PORTSMOUTH, N.H. (AP) — No explosives were found on a Greyhound bus after a daylong bomb scare and standoff that ended peacefully, police said Friday.

David Rabitor, a police dispatcher, said early Friday that the bus had been taken from the scene, and that all nearby roads and buildings were reopened. The bus wasn't impounded.

The odyssey involving the Maine-to-New York bus began Thursday around 11:15 a.m. with a 911 call about a man on a bus with a bomb, police said. Authorities evacuated buildings and streets and called the bus passengers out, but one man refused to leave.

The man, wearing camouflage pants without a shirt, stepped off the bus with his hands high over his head at 8:45 p.m., after hours of negotiations. He then went to his knees before soon getting up and appearing to follow orders from police to walk away from the bus.

He was taken into custody and was being questioned, but the case is not terrorism-related, Portsmouth Police Chief David Ferland said at a late-night news conference during which he refused to answer questions.

No details about the passenger were immediately released. More information was expected to be released later Friday.

Several federal agencies had responded to the scene. U.S. Immigration and Customs Enforcement spokesman Harold Ort said only that there was an "ongoing issue" and that ICE was helping the investigation.

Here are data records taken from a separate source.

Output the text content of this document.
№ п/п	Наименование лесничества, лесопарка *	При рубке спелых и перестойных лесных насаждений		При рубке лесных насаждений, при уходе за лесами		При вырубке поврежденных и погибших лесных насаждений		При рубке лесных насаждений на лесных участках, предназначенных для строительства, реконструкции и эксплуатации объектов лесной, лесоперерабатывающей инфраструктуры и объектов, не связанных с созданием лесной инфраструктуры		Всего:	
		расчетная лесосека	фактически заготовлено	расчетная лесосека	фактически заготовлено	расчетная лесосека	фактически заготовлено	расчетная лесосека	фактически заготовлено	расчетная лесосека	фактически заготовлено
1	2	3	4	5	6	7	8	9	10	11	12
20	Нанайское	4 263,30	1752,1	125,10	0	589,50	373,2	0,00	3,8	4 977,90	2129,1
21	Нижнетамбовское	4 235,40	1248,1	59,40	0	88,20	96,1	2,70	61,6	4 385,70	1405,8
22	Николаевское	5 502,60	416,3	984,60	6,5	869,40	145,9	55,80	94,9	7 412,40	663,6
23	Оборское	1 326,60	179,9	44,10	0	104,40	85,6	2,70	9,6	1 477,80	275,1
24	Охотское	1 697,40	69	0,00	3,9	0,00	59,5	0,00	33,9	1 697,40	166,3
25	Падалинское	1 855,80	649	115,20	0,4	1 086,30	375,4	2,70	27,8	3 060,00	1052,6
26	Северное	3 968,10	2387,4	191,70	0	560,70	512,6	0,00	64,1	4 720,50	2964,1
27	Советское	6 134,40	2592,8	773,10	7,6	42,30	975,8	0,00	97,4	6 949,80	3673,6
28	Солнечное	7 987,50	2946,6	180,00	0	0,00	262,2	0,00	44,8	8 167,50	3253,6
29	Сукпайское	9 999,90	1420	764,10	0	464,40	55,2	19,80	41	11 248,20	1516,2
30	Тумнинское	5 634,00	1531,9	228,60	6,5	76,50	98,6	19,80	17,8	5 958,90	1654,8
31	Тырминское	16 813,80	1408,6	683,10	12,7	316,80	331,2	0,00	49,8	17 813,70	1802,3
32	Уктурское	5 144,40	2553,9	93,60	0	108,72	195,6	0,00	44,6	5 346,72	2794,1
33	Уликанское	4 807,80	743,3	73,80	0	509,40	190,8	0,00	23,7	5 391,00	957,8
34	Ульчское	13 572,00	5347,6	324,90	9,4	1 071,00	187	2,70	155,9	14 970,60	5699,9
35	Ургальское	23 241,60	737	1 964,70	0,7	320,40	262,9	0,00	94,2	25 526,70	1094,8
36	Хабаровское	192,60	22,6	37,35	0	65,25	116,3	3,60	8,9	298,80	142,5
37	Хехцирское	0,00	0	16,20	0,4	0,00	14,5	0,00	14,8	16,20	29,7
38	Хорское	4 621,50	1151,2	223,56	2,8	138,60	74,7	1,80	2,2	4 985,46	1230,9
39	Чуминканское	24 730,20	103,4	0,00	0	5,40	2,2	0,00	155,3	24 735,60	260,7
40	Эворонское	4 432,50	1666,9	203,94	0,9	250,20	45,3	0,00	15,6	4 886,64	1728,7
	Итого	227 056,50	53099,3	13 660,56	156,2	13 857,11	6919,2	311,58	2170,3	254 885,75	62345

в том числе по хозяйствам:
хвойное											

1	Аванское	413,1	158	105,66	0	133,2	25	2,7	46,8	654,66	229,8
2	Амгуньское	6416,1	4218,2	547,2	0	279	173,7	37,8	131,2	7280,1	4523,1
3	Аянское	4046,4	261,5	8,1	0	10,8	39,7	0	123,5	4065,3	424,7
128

Throughout the day, police kept the curious at a distance and gave little information of what was happening. They said they established a way to communicate with the remaining passenger but wouldn't give details.

Passenger Danielle Everett, 20, of Poland, Maine, said she didn't see anything suspicious on the bus.

"It really wasn't any big deal," said Everett, who was met at the Portsmouth police station by her concerned father.

The all-clear was given about 11:15 p.m., when police reopened a nearby parking garage and roads and allowed those who had been evacuated from nearby buildings to go back in, Rabitor said Friday morning. It wasn't clear what time the bus was taken away by Greyhound, he said.